What’s the Deal with Silver Diamine Fluoride in Pediatric Dentistry?


What's the Deal with Silver Diamine Fluoride in Pediatric Dentistry?

Silver diamine fluoride is a liquid treatment for tooth decay. It contains both fluoride and silver. When painted onto a tooth, it kills bacteria, stops decay, and seals any caries in the tooth. Although this treatment can be utilized on permanent teeth, it is not offered as a treatment option as often in adults. So, why is this treatment so frequently used in pediatric dentistry?

Why We Use Silver Diamine Fluoride in Pediatric Dentistry

There are many situations that arise in pediatric dentistry when the use of silver diamine fluoride is highly appropriate. It is a safe, affordable, quick, effective, and non-invasive treatment for cavities and tooth decay. This technique is very exciting for young, fearful or pre-cooperative children, special needs patients, and medically compromised individuals who may otherwise require sedation for traditional dental restorations such as fillings or crowns. It is also a great option for nursing homebound patients, the elderly, those that lack access to care, and those individuals without dental insurance or the funds to afford traditional dental restorations.
This all sounds wonderful, but why don’t dentists use silver diamine fluoride as often on adults?
The primary reason we don’t typically use this treatment on adult patients (or patients with permanent teeth) is that silver diamine fluoride leaves a permanent black-colored stain on the treatment area and does nothing to restore the tooth’s original shape or appearance. A black spot and an unfilled cavity on a baby tooth don’t pose much of a concern; it will eventually fall out with the tooth to make way for its replacement adult tooth. A black spot and a cavity on a secondary tooth, however, are permanent.
While the concerns around silver diamine fluoride are purely aesthetic, they’re significant enough for dentists to avoid using it as a treatment on permanent teeth whenever possible. Silver diamine fluoride won’t always be the best treatment option for every patient, but the AAPD’s treatment guidelines suggest that the benefits of silver diamine far outweigh the risks. As a result, they recommend using it when the pediatric dentist deems it the most appropriate option for a child.

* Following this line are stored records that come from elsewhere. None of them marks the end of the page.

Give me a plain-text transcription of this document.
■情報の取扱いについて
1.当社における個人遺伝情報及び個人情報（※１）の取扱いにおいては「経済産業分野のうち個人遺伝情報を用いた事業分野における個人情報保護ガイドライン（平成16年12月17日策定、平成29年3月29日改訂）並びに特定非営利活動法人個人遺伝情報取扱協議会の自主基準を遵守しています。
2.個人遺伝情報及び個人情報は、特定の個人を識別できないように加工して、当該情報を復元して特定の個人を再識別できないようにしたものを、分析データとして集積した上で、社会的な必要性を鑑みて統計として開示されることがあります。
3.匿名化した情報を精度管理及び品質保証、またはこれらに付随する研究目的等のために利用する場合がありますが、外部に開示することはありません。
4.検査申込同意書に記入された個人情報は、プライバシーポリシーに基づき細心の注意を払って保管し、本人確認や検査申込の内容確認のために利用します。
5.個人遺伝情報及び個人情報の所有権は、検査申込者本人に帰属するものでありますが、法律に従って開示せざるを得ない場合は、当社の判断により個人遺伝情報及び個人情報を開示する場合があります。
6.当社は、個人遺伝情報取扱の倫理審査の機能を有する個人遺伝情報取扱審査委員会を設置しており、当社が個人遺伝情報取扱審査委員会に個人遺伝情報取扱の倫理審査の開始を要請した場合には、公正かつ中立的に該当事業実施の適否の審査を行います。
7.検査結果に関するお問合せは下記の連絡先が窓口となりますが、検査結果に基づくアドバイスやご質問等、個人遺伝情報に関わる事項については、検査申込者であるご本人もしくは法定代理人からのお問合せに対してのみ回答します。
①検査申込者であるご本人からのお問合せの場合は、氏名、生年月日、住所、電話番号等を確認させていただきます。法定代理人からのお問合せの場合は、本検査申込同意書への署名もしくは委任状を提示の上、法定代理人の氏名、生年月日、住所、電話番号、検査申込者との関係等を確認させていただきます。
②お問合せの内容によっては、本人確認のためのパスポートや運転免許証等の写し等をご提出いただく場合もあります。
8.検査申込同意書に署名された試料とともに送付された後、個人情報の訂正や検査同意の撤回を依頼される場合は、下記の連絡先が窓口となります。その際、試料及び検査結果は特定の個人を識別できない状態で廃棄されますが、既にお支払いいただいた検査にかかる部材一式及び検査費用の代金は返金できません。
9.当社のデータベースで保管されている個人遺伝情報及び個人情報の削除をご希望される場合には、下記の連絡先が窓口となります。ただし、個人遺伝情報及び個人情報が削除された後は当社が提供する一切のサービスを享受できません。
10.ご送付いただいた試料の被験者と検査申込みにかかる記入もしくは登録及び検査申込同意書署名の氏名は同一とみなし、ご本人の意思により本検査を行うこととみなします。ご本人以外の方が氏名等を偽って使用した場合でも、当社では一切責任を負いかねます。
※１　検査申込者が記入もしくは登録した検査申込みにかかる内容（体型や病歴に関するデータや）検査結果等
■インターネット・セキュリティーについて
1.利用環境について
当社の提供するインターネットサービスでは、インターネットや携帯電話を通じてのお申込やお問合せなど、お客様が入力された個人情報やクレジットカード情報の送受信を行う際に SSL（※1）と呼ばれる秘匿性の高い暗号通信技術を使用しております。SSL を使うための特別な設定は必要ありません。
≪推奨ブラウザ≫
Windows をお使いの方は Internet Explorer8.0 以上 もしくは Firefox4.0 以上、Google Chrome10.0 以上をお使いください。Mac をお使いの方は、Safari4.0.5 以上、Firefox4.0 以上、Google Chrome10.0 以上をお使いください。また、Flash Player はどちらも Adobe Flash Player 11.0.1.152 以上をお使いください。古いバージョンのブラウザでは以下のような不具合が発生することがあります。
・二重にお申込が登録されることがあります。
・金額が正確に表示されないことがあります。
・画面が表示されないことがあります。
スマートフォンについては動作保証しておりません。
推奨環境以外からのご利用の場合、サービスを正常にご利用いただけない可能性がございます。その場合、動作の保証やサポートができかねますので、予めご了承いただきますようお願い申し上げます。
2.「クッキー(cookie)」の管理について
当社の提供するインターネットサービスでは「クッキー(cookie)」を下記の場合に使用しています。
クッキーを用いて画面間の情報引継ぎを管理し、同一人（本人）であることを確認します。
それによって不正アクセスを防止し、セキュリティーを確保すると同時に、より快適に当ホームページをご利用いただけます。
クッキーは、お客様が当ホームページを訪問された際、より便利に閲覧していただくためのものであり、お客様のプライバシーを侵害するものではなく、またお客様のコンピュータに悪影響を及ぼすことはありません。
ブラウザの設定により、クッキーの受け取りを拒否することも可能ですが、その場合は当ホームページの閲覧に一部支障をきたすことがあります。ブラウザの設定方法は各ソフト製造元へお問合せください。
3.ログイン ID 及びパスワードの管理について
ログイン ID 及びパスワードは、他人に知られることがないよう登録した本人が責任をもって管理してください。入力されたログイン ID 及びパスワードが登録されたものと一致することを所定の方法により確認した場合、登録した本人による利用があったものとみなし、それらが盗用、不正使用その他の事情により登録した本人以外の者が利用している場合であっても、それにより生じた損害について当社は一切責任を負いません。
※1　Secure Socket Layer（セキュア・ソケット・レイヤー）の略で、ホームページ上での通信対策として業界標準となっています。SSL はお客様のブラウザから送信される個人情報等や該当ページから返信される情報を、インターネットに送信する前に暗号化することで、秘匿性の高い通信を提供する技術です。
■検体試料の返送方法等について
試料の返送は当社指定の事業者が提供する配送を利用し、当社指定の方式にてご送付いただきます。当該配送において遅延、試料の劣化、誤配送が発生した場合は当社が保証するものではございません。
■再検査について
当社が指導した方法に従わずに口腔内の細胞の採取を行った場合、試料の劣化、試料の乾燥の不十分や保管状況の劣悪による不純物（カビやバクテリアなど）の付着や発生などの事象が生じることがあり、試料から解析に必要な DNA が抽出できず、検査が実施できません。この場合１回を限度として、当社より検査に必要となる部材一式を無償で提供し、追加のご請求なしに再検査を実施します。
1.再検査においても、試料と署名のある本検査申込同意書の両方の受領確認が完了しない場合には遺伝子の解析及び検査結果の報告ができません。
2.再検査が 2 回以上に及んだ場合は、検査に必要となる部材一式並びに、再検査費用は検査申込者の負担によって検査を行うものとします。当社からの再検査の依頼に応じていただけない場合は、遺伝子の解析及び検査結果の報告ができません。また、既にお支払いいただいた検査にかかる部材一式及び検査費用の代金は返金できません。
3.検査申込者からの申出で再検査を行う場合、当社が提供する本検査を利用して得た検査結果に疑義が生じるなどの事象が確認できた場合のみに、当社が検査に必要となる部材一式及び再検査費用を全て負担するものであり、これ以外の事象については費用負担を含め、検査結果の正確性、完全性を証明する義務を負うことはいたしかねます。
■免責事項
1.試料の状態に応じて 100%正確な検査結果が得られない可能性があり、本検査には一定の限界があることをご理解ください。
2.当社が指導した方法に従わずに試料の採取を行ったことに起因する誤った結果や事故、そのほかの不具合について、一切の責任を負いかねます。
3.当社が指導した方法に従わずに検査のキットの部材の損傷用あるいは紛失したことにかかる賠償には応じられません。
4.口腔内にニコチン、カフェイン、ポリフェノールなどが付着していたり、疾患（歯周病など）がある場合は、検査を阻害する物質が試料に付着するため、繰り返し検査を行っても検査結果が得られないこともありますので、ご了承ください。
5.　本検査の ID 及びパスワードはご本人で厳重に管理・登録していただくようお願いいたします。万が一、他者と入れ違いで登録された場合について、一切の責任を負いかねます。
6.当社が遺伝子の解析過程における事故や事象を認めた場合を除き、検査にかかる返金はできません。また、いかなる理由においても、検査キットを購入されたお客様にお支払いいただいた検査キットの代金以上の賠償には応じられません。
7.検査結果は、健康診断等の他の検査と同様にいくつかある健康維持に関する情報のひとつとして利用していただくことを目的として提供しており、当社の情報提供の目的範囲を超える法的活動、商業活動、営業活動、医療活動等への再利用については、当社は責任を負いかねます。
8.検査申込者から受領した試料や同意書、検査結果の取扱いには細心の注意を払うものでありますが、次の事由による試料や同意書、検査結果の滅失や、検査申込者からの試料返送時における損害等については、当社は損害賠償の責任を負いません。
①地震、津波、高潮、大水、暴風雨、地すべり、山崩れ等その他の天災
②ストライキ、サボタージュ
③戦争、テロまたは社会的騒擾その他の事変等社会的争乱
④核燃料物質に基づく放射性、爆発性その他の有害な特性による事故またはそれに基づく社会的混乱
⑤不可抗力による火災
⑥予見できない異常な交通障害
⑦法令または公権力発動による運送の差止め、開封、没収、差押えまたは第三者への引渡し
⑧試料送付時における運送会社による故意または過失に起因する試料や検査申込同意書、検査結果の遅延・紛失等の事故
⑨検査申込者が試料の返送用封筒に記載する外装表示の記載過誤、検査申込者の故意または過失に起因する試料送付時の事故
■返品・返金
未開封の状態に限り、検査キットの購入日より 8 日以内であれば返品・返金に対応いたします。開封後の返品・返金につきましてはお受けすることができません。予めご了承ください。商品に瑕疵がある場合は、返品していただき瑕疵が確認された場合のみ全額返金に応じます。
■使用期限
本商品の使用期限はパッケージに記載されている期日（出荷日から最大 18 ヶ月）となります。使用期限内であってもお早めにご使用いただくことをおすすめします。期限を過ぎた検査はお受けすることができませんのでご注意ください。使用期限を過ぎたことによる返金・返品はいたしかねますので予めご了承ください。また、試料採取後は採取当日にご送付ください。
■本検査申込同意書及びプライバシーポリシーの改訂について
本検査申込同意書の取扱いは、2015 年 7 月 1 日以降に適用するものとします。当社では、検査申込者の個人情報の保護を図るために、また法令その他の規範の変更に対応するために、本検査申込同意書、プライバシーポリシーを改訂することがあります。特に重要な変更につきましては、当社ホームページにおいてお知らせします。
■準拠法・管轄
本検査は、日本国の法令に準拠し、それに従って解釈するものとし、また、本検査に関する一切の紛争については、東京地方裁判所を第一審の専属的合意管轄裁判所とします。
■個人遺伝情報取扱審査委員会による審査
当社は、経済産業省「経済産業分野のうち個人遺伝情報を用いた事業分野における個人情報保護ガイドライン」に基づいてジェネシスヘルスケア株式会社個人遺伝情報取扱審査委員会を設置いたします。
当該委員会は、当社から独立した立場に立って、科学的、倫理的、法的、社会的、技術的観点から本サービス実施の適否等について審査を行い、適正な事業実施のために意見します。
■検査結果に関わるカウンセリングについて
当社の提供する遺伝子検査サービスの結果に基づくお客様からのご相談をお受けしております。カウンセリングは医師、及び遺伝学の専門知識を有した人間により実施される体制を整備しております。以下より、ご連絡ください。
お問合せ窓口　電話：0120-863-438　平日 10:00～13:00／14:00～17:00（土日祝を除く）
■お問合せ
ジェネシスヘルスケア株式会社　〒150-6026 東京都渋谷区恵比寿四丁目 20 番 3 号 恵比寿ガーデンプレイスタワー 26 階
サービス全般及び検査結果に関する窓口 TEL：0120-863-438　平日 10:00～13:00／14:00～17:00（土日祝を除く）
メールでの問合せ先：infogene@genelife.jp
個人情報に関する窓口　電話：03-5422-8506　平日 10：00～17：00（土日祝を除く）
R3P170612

Additional Options for Treating Cavities and Tooth Decay

In addition to silver diamine fluoride, children’s cavities can be treated the traditional way: removing the infected, decayed portion of the tooth and restoring it with a tooth-colored filling or crown. At Kenmore Pediatric Dentistry, Dr. Laura always works with the patient and the parent or guardian to determine the best treatment option based on the patient’s unique dental care needs.